Asiatic and Turban garlics are often confused so I am presenting information about both here together to help people identify them.
Asiatics and Turban garlics have as many similarities as differences. Asiatics have 8-12 fat cloves, Turbans
have about 6 really big cloves.
They are the very earliest harvesting of all garlics and if you can grow them you'll have garlic before anyone else is anywhere near ready to harvest. They are short storing garlics as most don't last more than 5 months at room temperature before sprouting. They are always the first garlics to sprout in the fall.
They are also unusual in that they don't mature gradually like all the other garlics; when they are ready, their tops start to fall over, like onions.
That's too late. The time to check their bulb size and get ready to start harvesting them is in mid-spring before their leaves fall over and they lose all their bulb wrappers, as they will if they stay in the ground for very long after they are ready to be harvested.
If they lose their bulb wrappers, their storage time will be reduced even more than usual.

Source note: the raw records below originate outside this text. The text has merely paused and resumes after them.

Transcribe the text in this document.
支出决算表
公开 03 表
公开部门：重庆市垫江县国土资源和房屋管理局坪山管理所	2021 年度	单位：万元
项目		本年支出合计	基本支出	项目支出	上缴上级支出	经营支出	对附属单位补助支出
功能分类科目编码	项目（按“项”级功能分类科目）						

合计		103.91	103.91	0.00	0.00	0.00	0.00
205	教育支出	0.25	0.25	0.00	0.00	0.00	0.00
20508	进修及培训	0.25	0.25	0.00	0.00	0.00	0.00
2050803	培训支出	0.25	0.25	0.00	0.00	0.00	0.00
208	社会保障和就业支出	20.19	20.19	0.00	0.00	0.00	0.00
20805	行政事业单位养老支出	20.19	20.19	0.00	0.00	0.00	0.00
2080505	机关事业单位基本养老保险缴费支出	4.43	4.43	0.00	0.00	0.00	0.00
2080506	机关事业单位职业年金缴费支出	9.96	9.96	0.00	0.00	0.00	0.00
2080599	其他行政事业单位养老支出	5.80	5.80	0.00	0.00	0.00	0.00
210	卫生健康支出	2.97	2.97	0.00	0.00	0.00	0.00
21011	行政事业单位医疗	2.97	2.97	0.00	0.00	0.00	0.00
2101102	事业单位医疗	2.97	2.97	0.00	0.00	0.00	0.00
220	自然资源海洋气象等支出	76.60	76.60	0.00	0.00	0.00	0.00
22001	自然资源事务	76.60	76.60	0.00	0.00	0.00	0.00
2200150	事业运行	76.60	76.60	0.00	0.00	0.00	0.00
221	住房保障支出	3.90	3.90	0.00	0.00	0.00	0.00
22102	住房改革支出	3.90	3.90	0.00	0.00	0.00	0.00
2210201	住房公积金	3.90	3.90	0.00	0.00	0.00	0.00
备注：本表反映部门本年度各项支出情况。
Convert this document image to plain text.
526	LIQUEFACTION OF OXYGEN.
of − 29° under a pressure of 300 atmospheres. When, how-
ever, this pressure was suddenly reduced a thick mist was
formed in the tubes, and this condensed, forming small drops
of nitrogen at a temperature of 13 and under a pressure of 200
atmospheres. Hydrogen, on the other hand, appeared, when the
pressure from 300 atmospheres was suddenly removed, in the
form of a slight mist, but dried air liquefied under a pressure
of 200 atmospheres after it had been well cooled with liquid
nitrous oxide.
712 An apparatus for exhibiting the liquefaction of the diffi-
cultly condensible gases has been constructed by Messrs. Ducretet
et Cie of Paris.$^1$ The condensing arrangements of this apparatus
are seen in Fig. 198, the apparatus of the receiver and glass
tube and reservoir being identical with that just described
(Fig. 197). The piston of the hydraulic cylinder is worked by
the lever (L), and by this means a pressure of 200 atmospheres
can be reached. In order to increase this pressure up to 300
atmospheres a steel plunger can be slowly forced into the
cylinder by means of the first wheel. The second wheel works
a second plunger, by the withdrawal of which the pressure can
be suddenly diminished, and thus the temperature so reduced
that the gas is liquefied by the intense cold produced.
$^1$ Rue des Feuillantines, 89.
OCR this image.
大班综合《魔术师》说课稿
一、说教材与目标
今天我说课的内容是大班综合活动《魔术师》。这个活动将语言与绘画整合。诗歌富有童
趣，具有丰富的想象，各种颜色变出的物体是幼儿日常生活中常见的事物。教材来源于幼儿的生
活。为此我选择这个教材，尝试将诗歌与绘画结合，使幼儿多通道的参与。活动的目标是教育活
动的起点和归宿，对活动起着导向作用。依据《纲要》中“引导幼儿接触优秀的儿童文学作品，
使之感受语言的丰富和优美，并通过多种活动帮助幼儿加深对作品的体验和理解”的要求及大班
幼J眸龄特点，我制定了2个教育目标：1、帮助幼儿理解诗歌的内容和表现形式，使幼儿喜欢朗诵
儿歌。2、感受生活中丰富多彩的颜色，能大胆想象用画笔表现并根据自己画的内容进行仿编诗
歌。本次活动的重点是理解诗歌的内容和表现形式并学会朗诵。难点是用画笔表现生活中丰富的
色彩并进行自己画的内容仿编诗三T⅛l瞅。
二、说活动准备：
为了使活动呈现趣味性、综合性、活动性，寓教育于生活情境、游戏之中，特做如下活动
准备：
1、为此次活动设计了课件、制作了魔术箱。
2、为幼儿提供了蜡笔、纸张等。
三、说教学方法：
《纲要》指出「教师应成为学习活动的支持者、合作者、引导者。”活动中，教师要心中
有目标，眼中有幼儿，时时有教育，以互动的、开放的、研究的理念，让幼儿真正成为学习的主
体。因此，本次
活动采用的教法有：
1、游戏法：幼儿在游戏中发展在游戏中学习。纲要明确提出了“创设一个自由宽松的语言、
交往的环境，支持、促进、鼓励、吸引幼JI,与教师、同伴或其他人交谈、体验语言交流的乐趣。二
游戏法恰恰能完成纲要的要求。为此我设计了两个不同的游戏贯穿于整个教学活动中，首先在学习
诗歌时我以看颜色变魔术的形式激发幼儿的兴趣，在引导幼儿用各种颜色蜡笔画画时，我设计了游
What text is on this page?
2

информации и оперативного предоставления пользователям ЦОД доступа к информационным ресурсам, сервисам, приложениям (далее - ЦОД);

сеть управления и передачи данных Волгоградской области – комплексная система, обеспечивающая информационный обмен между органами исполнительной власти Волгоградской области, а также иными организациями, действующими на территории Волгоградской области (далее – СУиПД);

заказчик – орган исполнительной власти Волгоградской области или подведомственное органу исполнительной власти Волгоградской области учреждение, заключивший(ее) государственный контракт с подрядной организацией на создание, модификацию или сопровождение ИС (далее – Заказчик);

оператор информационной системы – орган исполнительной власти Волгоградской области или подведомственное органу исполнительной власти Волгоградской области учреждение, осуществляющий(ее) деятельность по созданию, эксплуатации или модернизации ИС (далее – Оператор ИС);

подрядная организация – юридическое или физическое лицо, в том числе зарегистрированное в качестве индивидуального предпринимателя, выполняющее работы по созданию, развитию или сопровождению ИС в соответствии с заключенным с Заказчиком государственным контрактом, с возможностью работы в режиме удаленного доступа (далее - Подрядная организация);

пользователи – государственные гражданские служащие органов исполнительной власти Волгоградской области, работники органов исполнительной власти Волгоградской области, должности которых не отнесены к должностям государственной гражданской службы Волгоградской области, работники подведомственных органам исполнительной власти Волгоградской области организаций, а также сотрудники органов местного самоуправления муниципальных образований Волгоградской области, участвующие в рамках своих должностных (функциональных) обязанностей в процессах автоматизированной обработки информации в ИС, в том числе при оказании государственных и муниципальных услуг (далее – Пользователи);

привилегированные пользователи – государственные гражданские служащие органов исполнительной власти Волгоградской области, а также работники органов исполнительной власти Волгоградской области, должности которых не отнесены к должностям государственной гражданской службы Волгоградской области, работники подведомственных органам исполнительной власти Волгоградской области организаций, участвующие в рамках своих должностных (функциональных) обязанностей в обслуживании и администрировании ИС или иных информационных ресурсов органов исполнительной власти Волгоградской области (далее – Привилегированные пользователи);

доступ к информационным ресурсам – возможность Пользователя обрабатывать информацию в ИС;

The secret to success in growing great Asiatic and Turban is to dig down and watch the bulbs develop and when they get big enough to suit you, go ahead and dig them up, don't wait for them to fall over.
You simply have to harvest them before they fall over.
They do seem to grow exceptionally well in dry climates like the southwestern USA, if properly irrigated.
Asiatics and Turbans should be a part of every garlic lover's garden along with long storing ones so you can have fresh garlic all year around.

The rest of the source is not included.